Ni comunismo, ni capitalismo salvaje. Cerraron su ciclo las extremas, para dar paso a una nueva izquierda. Sin tropel proletario ni antiimperialismo de campanario ni escaramuzas armadas, esta izquierda se juega en las urnas.
En Colombia, es alternativa a una derecha rabiosa cuya hegemonía expira y evoca tiempos aciagos de la Regeneración y la Violencia. La persecución que se le tendió desde el DAS y desde cuanto micrófono se le ofreció al Presidente para asociarla con el terrorismo, no consiguió liquidarla. José Obdulio tendrá que reconocer que izquierda y derecha sí existen. En el mundo y en Colombia.
En libro que ignora lugares comunes y prejuicios (La nueva izquierda, el poder de la utopía), Bernardo García observa que esta izquierda redefine líneas del Estado de bienestar en el contexto de la globalización y ofrece dos puntales paralelos a la Tercera Vía de Blair y Clinton: China y Brasil. Países en desarrollo restablecen la planeación indicativa aunque, a menudo, su política social burla la distribución de ingresos y se conforma con mitigar el hambre. Tras el desplome aparatoso del modelo soviético en 1989 y del catecismo neoliberal, hoy, esta fuerza se reafirma como búsqueda de nuevos rumbos. Lula consagra la economía mixta, lidera el tránsito hacia un poder multipolar en el mundo y tiende una mano a los marginados con su programa de “Brasil sin hambre”. Pero un principio de equidad y justicia social, ajeno al liberalismo rancio, preside su política social. Lejos anda Lula de creer que la desigualdad es resultado inevitable del mercado, donde unos ganan y otros pierden. Y de los neoliberales, que reducen la justicia social a simple igualdad ante la ley y practican libertad absoluta de mercados. Como se probó, tanta libertad en beneficio de tan pocos trepó la informalidad, el desempleo y la miseria a niveles de escándalo y produjo, entre otros estallidos, el Caracazo. Entonces, para desactivar la bomba, sobrevino el Segundo Consenso de Washington.
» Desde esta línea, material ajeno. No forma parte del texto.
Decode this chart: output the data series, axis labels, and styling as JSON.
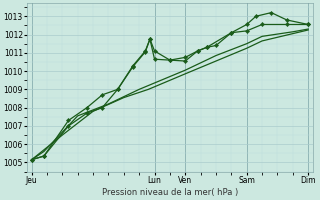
{
  "background_color": "#cce8e0",
  "grid_color_major": "#aacccc",
  "grid_color_minor": "#bbdddd",
  "line_color": "#1a5c1a",
  "ylim": [
    1004.5,
    1013.7
  ],
  "xlim": [
    -0.15,
    9.15
  ],
  "ylabel_ticks": [
    1005,
    1006,
    1007,
    1008,
    1009,
    1010,
    1011,
    1012,
    1013
  ],
  "xlabel": "Pression niveau de la mer( hPa )",
  "day_labels": [
    "Jeu",
    "Lun",
    "Ven",
    "Sam",
    "Dim"
  ],
  "day_positions": [
    0,
    4.0,
    5.0,
    7.0,
    9.0
  ],
  "s1_x": [
    0,
    0.4,
    1.2,
    1.8,
    2.3,
    2.8,
    3.3,
    3.7,
    3.85,
    4.0,
    4.5,
    5.0,
    5.4,
    5.7,
    6.0,
    6.5,
    7.0,
    7.3,
    7.8,
    8.3,
    9.0
  ],
  "s1_y": [
    1005.15,
    1005.35,
    1007.0,
    1007.7,
    1008.0,
    1009.0,
    1010.25,
    1011.05,
    1011.75,
    1011.1,
    1010.6,
    1010.55,
    1011.1,
    1011.3,
    1011.4,
    1012.1,
    1012.55,
    1013.0,
    1013.2,
    1012.8,
    1012.55
  ],
  "s2_x": [
    0,
    0.4,
    1.2,
    1.8,
    2.3,
    2.8,
    3.3,
    3.7,
    3.85,
    4.0,
    4.5,
    5.0,
    5.4,
    5.7,
    6.5,
    7.0,
    7.5,
    8.3,
    9.0
  ],
  "s2_y": [
    1005.15,
    1005.35,
    1007.3,
    1008.0,
    1008.7,
    1009.0,
    1010.3,
    1011.1,
    1011.75,
    1010.65,
    1010.6,
    1010.75,
    1011.1,
    1011.3,
    1012.1,
    1012.2,
    1012.55,
    1012.55,
    1012.55
  ],
  "s3_x": [
    0,
    0.4,
    1.5,
    2.5,
    3.5,
    4.0,
    5.0,
    6.0,
    7.0,
    7.5,
    8.5,
    9.0
  ],
  "s3_y": [
    1005.15,
    1005.6,
    1007.55,
    1008.2,
    1009.0,
    1009.35,
    1010.05,
    1010.85,
    1011.5,
    1011.9,
    1012.15,
    1012.3
  ],
  "s4_x": [
    0,
    1.0,
    2.0,
    3.0,
    3.8,
    5.0,
    6.0,
    7.0,
    7.5,
    8.5,
    9.0
  ],
  "s4_y": [
    1005.15,
    1006.5,
    1007.8,
    1008.55,
    1009.0,
    1009.85,
    1010.55,
    1011.25,
    1011.65,
    1012.05,
    1012.25
  ],
  "xlabel_fontsize": 6.0,
  "tick_fontsize": 5.5,
  "linewidth_marker": 0.9,
  "linewidth_plain": 0.9,
  "markersize": 2.2
}
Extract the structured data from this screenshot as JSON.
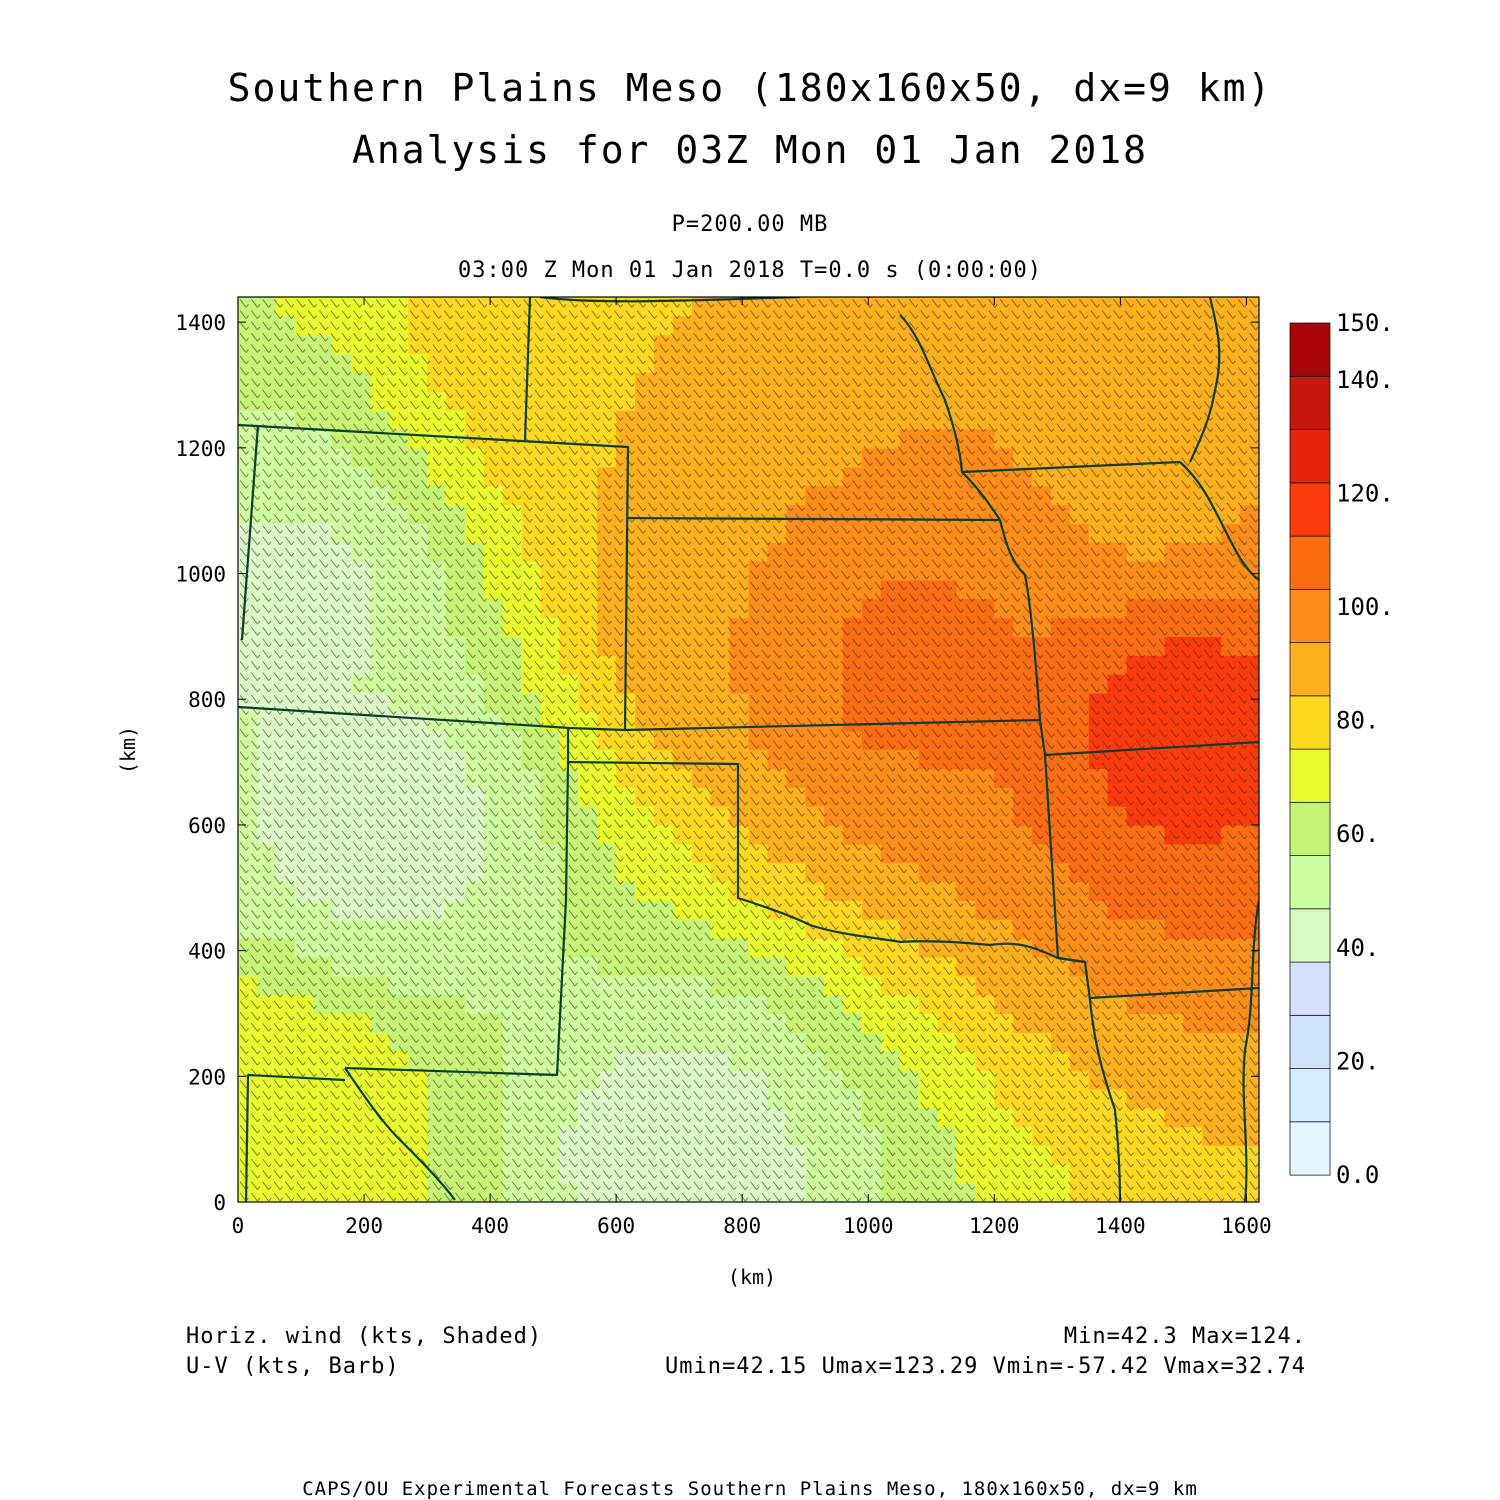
{
  "title": {
    "line1": "Southern Plains Meso (180x160x50, dx=9 km)",
    "line2": "Analysis for 03Z Mon 01 Jan 2018"
  },
  "subtitle": {
    "level": "P=200.00 MB",
    "time": "03:00 Z Mon 01 Jan 2018   T=0.0 s (0:00:00)"
  },
  "axes": {
    "xlabel": "(km)",
    "ylabel": "(km)",
    "xticks": [
      0,
      200,
      400,
      600,
      800,
      1000,
      1200,
      1400,
      1600
    ],
    "yticks": [
      0,
      200,
      400,
      600,
      800,
      1000,
      1200,
      1400
    ],
    "xlim": [
      0,
      1620
    ],
    "ylim": [
      0,
      1440
    ]
  },
  "colorbar": {
    "labels": [
      "0.0",
      "20.",
      "40.",
      "60.",
      "80.",
      "100.",
      "120.",
      "140.",
      "150."
    ],
    "levels": [
      0,
      10,
      20,
      30,
      40,
      50,
      60,
      70,
      80,
      90,
      100,
      110,
      120,
      130,
      140,
      150
    ],
    "colors": [
      "#e6f6ff",
      "#d4eeff",
      "#cfe4fb",
      "#d6e0fa",
      "#d9fac5",
      "#ccfd9e",
      "#c6f275",
      "#e7fb2c",
      "#fcd81e",
      "#fcb01c",
      "#fc8e18",
      "#fc6d12",
      "#fc3a0d",
      "#e6240b",
      "#c8180b",
      "#aa0505"
    ]
  },
  "notes": {
    "left1": "Horiz. wind (kts, Shaded)",
    "left2": "U-V (kts, Barb)",
    "right1": "Min=42.3 Max=124.",
    "right2": "Umin=42.15 Umax=123.29 Vmin=-57.42 Vmax=32.74"
  },
  "footer": "CAPS/OU Experimental Forecasts  Southern Plains Meso, 180x160x50, dx=9 km",
  "map_data": {
    "field": "wind speed (kts)",
    "jet_max_location_km": [
      1500,
      720
    ],
    "centers": [
      {
        "x": 1500,
        "y": 760,
        "value": 124
      },
      {
        "x": 1050,
        "y": 860,
        "value": 113
      },
      {
        "x": 800,
        "y": 960,
        "value": 100
      },
      {
        "x": 1450,
        "y": 1150,
        "value": 98
      },
      {
        "x": 600,
        "y": 1350,
        "value": 90
      },
      {
        "x": 80,
        "y": 950,
        "value": 48
      },
      {
        "x": 230,
        "y": 600,
        "value": 45
      },
      {
        "x": 700,
        "y": 80,
        "value": 46
      },
      {
        "x": 50,
        "y": 120,
        "value": 80
      }
    ],
    "background_value": 72
  }
}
Como contemplar criterios de justicia social arriesgaba concesiones en derechos y en distribución del ingreso, el Banco Mundial ideó paliativos, asistencialismo enfocado a los más miserables entre los miserables. Familias en Acción acá y allá. Al fin y al cabo la desigualdad era una fatalidad del destino. Tras décadas de socialdemocracia en Occidente, con elevación espectacular del nivel de vida general sin recurrir a la revolución, se daba marcha atrás a la rueda de la historia. Países como Suecia habían incorporado la política social al crecimiento económico, de modo que salud, educación y servicios públicos eran derechos universales y, a la vez, plataforma del desarrollo. No un negocio. Ni limosna. Así lo entendió Brasil, donde pierden terreno los programas de asistencia social conforme avanza un desarrollo industrial afirmado sobre el mercado interno y el internacional. Lula negocia con multinacionales desde la perspectiva de su plan de desarrollo; no le brinda confianza a cualquier “inversionista”.
En el libro de García, esta problemática es la nuez. Su gran virtud es que no pontifica: discute y abre interrogantes. Acaso no resulten complementarios los modelos de Clinton y Lula, como lo plantea el autor, pues entre ellos media el mismo abismo que separa al asistencialismo, del principio de igualdad. Debate oportuno como el que más, ahora, con el reverdecer del pensamiento libre. Petro aventaja a sus colegas de campaña, pues no discute cómo aliviar la indigencia sino cómo erradicarla. Ni cómo redistribuir el salario por lo bajo sino cómo crear trabajo productivo y bien remunerado. Su norte, justicia social y equidad. Mientras Petro aterriza ideas y programas de izquierda moderna, otros torean en la contraparte su propia radicalidad de conversos.